Dr. Davis Alves: Dr. Bruno, por que regular a IA deixou de ser tendência e passou a ser uma necessidade urgente?

Dr. Bruno Vieira: Os sistemas de IA deixaram de ser curiosidade de laboratório e passaram a decidir coisas que mudam a vida das pessoas. Eles são complexos, difíceis de auditar e, se derem errado, podem causar grandes prejuízos. Por isso os países estão correndo para colocar regras antes que os problemas fiquem maiores que as soluções.

Dr. Davis Alves: Entre sistemas jurídicos tão variados, o doutor percebe alguma convergência nas regulamentações de IA?

Dr. Bruno Vieira: Sem dúvida. Quando comparamos projetos de lei de lugares tão diferentes quanto União Europeia, Canadá, Brasil ou até mesmo nas diretrizes publicadas pelos Estados Unidos, encontramos um verdadeiro “eixo central” em todas essas propostas. Primeiro, há a ideia de classificar cada uso da IA conforme o grau de perigo: quanto mais alto o risco para a sociedade, mais rigorosas se tornam as exigências. Depois vem a transparência: o usuário precisa saber que está conversando com uma máquina e os órgãos de fiscalização têm de conseguir examinar o sistema por dentro, como quem abre o capô de um carro. Em seguida, surge a exigência de olho humano no processo; ou seja, decisões realmente sérias não podem ficar sem supervisão de uma pessoa. Esse pacote se completa com uma proteção clara aos direitos fundamentais em busca de impedir discriminação, invasão de privacidade e riscos à segurança, e, por fim, com a identificação de responsáveis: quem treinou, quem opera, quem lucra com o modelo deve estar registrado, para que haja a quem recorrer se algo der errado. Em resumo, apesar das diferenças culturais, existe sim um consenso internacional de que IA só é bem-vinda quando combina risco bem definido, vitrine aberta, supervisão humana, respeito a direitos e responsabilidade clara.

Dr. Davis Alves: Se há tanto consenso em alguns aspectos, em que trechos as propostas de cada país realmente tomam rumos opostos?

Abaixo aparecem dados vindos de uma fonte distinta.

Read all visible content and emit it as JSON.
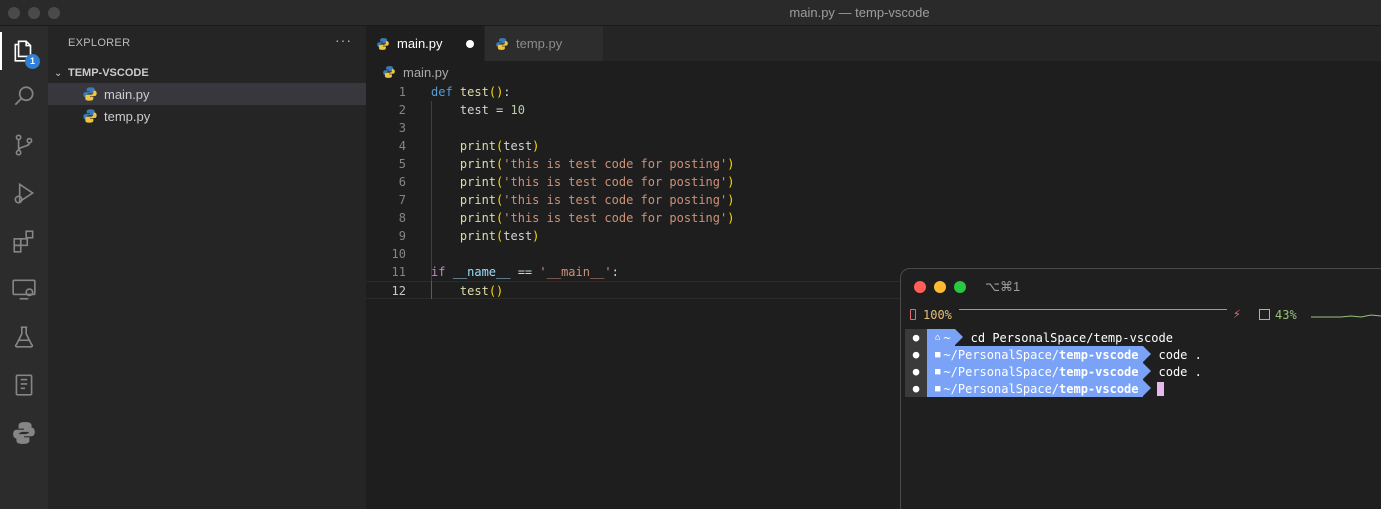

Dr. Bruno Vieira: Quando comparamos as legislações, elas começam a divergir já no desenho institucional. A União Europeia optou por uma única lei abrangente, o AI Act, que vale, sem adaptações, para os 27 Estados-membros e prevê sanções que podem chegar a 7 % do faturamento global de uma empresa. Nos Estados Unidos, o quadro é fragmentado pois não existe uma norma federal exclusiva para IA, enquanto cada agência regula seu setor e o governo publicou apenas uma ordem executiva com recomendações gerais, deixando lacunas que se preenchem caso a caso. Já o Reino Unido trilhou um caminho intermediário, descentralizando a fiscalização, onde cada setor como saúde, transporte, mercado financeiro etc., recebem autonomia para aplicar as diretrizes técnicas dentro de suas respectivas áreas.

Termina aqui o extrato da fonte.